By Salvatore Stolfo on Jul 6, 2018 2:38:37 PM
The first GDRP-like law passed in California, the California Consumer Privacy Act of 2018, which will undoubtedly have a huge impact on tech companies that must now adequately address our privacy concerns. Any business that transacts with people, online or offline, are now responsible for changing its relationship with customers, for the better. That act has three core pillars: people can opt-out of having their data shared or sold, everyone has a fundamental right to know where their personal data is and with whom it is shared, and we all have protection from companies who inadequately protect our data.
The act is clearly aimed at businesses that gather Personally Identifiable Information (PII) (eg., data generated while transacting or browsing on websites), giving consumers full control to opt out of a company’s data collection activities and to be fully informed of what data is gathered about them. Additionally, the loss of PII has severe consequences:
Any consumer whose nonencrypted or nonredacted personal information, as defined in subparagraph (A) of paragraph (1) of subdivision (d) of Section 1798.81.5, is subject to an unauthorized access and exfiltration, theft, or disclosure as a result of the business’ violation of the duty to implement and maintain reasonable security procedures and practices appropriate to the nature of the information to protect the personal information may institute a civil action for any of the following:
- To recover damages in an amount not less than one hundred dollars ($100) and not greater than seven hundred and fifty ($750) per consumer per incident or actual damages, whichever is greater.

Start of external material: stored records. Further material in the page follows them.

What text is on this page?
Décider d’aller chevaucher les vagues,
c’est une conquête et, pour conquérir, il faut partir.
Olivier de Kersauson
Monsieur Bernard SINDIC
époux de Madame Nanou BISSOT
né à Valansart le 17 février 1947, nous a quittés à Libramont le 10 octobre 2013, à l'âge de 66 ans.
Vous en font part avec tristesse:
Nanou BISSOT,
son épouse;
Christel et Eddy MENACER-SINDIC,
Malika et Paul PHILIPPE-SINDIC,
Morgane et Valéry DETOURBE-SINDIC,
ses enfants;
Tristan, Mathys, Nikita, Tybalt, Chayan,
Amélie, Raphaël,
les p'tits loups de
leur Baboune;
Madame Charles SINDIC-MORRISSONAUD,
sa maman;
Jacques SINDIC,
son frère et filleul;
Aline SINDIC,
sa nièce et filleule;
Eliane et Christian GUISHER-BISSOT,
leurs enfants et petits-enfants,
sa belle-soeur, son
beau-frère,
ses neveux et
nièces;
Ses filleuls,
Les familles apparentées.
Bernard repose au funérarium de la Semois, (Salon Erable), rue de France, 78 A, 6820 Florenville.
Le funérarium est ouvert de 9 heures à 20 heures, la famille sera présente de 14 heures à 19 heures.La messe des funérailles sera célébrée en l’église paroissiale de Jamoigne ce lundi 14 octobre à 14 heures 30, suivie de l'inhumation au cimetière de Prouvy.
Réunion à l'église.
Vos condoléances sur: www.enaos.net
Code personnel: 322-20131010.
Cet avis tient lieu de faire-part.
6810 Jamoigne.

So what are reasonable security procedures and practices to protect PII from being lost? Will we now see an end to the breach-a-day reporting of one or another successful cyberattack? It depends on how companies respond to the new regulations. Companies that opt out of fielding reasonable security architectures must update their cyber risk analysis to account for losses due to potential fines.

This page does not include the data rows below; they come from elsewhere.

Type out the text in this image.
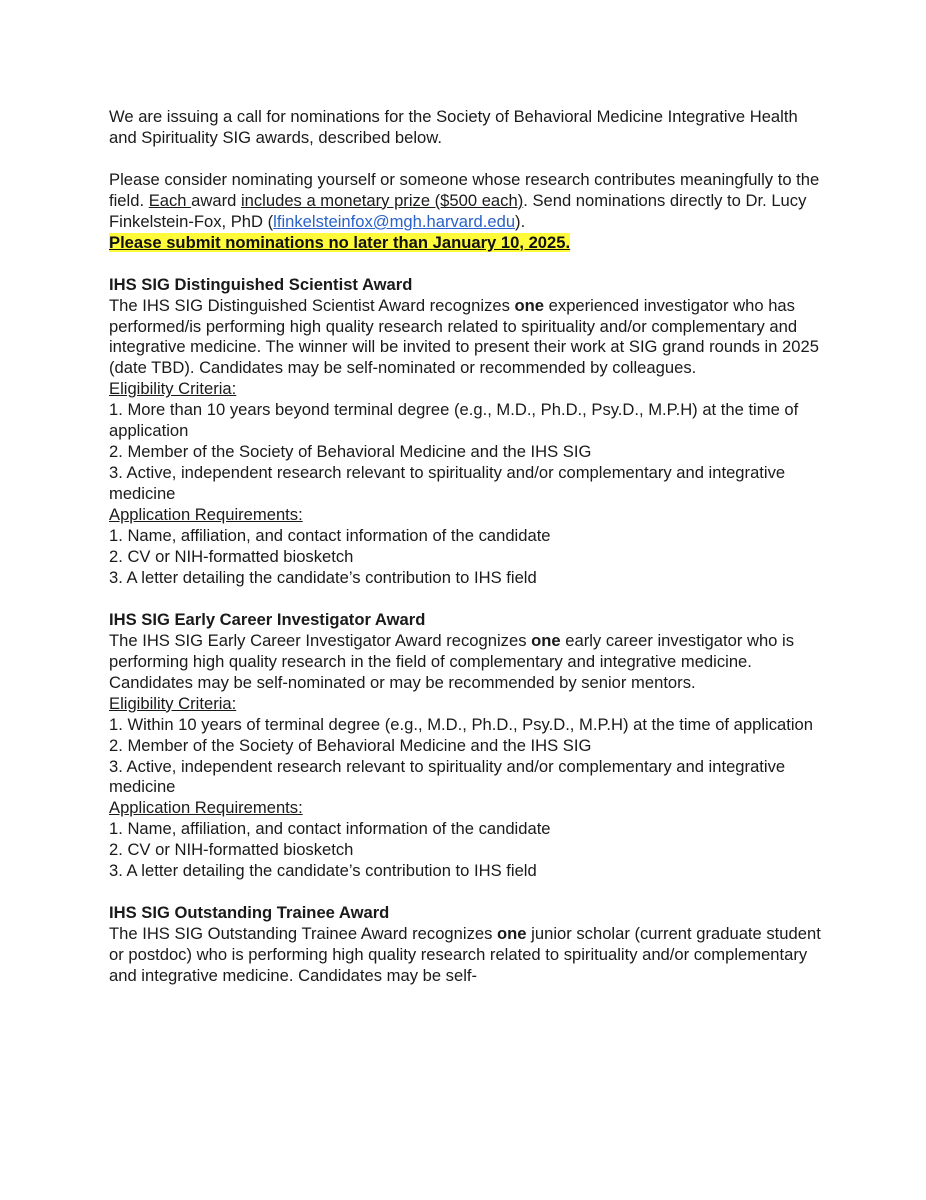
We are issuing a call for nominations for the Society of Behavioral Medicine Integrative Health and Spirituality SIG awards, described below.

Please consider nominating yourself or someone whose research contributes meaningfully to the field. Each award includes a monetary prize ($500 each). Send nominations directly to Dr. Lucy Finkelstein-Fox, PhD (lfinkelsteinfox@mgh.harvard.edu).
Please submit nominations no later than January 10, 2025.

IHS SIG Distinguished Scientist Award

The IHS SIG Distinguished Scientist Award recognizes one experienced investigator who has performed/is performing high quality research related to spirituality and/or complementary and integrative medicine. The winner will be invited to present their work at SIG grand rounds in 2025 (date TBD). Candidates may be self-nominated or recommended by colleagues.

Eligibility Criteria:

1. More than 10 years beyond terminal degree (e.g., M.D., Ph.D., Psy.D., M.P.H) at the time of application

2. Member of the Society of Behavioral Medicine and the IHS SIG

3. Active, independent research relevant to spirituality and/or complementary and integrative medicine

Application Requirements:

1. Name, affiliation, and contact information of the candidate

2. CV or NIH-formatted biosketch

3. A letter detailing the candidate’s contribution to IHS field

IHS SIG Early Career Investigator Award

The IHS SIG Early Career Investigator Award recognizes one early career investigator who is performing high quality research in the field of complementary and integrative medicine. Candidates may be self-nominated or may be recommended by senior mentors.

Eligibility Criteria:

1. Within 10 years of terminal degree (e.g., M.D., Ph.D., Psy.D., M.P.H) at the time of application

2. Member of the Society of Behavioral Medicine and the IHS SIG

3. Active, independent research relevant to spirituality and/or complementary and integrative medicine

Application Requirements:

1. Name, affiliation, and contact information of the candidate

2. CV or NIH-formatted biosketch

3. A letter detailing the candidate’s contribution to IHS field

IHS SIG Outstanding Trainee Award

The IHS SIG Outstanding Trainee Award recognizes one junior scholar (current graduate student or postdoc) who is performing high quality research related to spirituality and/or complementary and integrative medicine. Candidates may be self-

Companies that take proactive measures to limit data loss will see a clear return on investment. Given today’s security standards, fines will mount far more than the cost of investing in new data loss security controls.

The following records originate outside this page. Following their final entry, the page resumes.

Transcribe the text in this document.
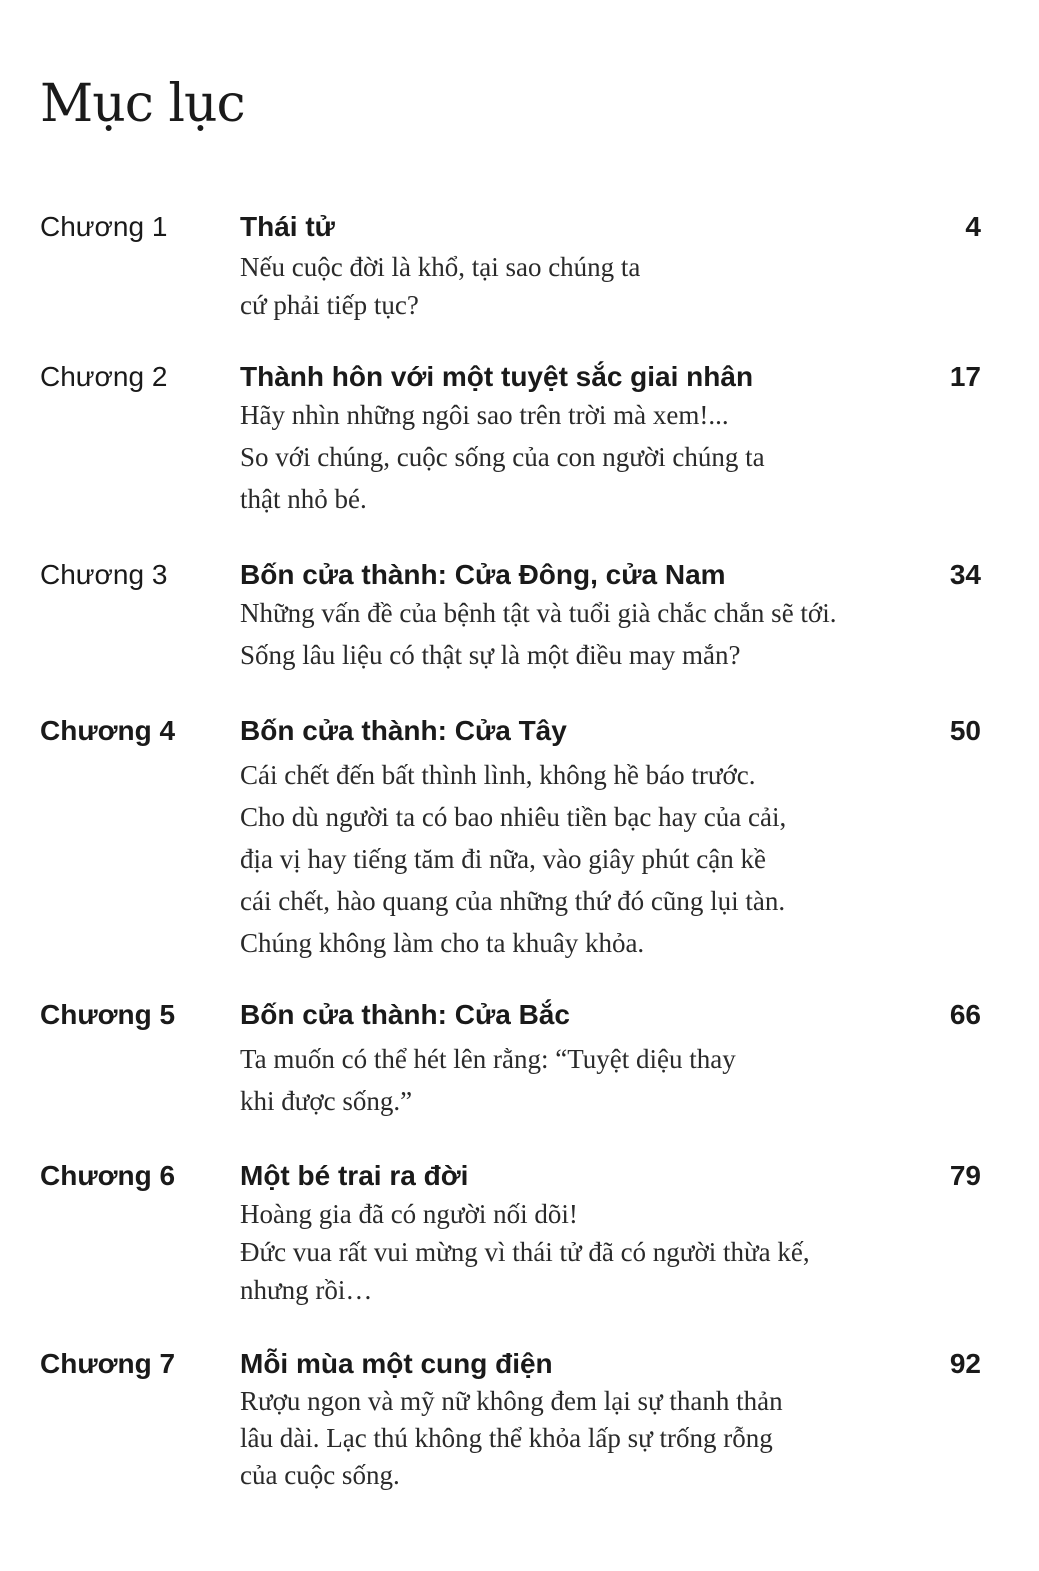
Mục lục
Chương 1	Thái tử	4
Nếu cuộc đời là khổ, tại sao chúng ta
cứ phải tiếp tục?
Chương 2	Thành hôn với một tuyệt sắc giai nhân	17
Hãy nhìn những ngôi sao trên trời mà xem!...
So với chúng, cuộc sống của con người chúng ta
thật nhỏ bé.
Chương 3	Bốn cửa thành: Cửa Đông, cửa Nam	34
Những vấn đề của bệnh tật và tuổi già chắc chắn sẽ tới.
Sống lâu liệu có thật sự là một điều may mắn?
Chương 4 Bốn cửa thành: Cửa Tây	50
Cái chết đến bất thình lình, không hề báo trước.
Cho dù người ta có bao nhiêu tiền bạc hay của cải,
địa vị hay tiếng tăm đi nữa, vào giây phút cận kề
cái chết, hào quang của những thứ đó cũng lụi tàn.
Chúng không làm cho ta khuây khỏa.
Chương 5 Bốn cửa thành: Cửa Bắc	66
Ta muốn có thể hét lên rằng: “Tuyệt diệu thay
khi được sống.”
Chương 6 Một bé trai ra đời	79
Hoàng gia đã có người nối dõi!
Đức vua rất vui mừng vì thái tử đã có người thừa kế,
nhưng rồi…
Chương 7 Mỗi mùa một cung điện	92
Rượu ngon và mỹ nữ không đem lại sự thanh thản
lâu dài. Lạc thú không thể khỏa lấp sự trống rỗng
của cuộc sống.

The language concerning “unauthorized access” is of particular importance for companies to evaluate. Most security technologies that attempt to comply with “reasonable security” rely on access controls that can either be infiltrated or skirted without a lot of effort. This is a serious concern when it comes to third-party risk, but impacts far more than one might think. A vulnerability companies often overlook as part of a data loss strategy are archive data stores, which are as much of a threat of being lost as operational data. Backing up archives and securing them alone with access controls and data encryption will lull security staff into a false sense of security. Access controls are under threat from both malicious insiders, or successful remote attackers who have stolen credentials or sessions. It is very hard to protect against insider threats, just ask Tesla.
It is a very wise and reasonable strategy to embed Allure’s Data Loss Sensors into archive folders to detect breaches as quickly as possible without impacting ongoing business processes. Sensors signal when breach activity is occurring, and alerts provide fast detection with pertinent details to thwart the attack, stop or limit data loss, identify the leaker or adversary, and inform reporting.
Allure Data Loss Sensors within archives are an inexpensive and very easy to deploy means to continuously test your security to ensure the California attorney general and the EU regulators are happy that you are complaint with CCPA and GDPR. Your customers and your executive board will be, too.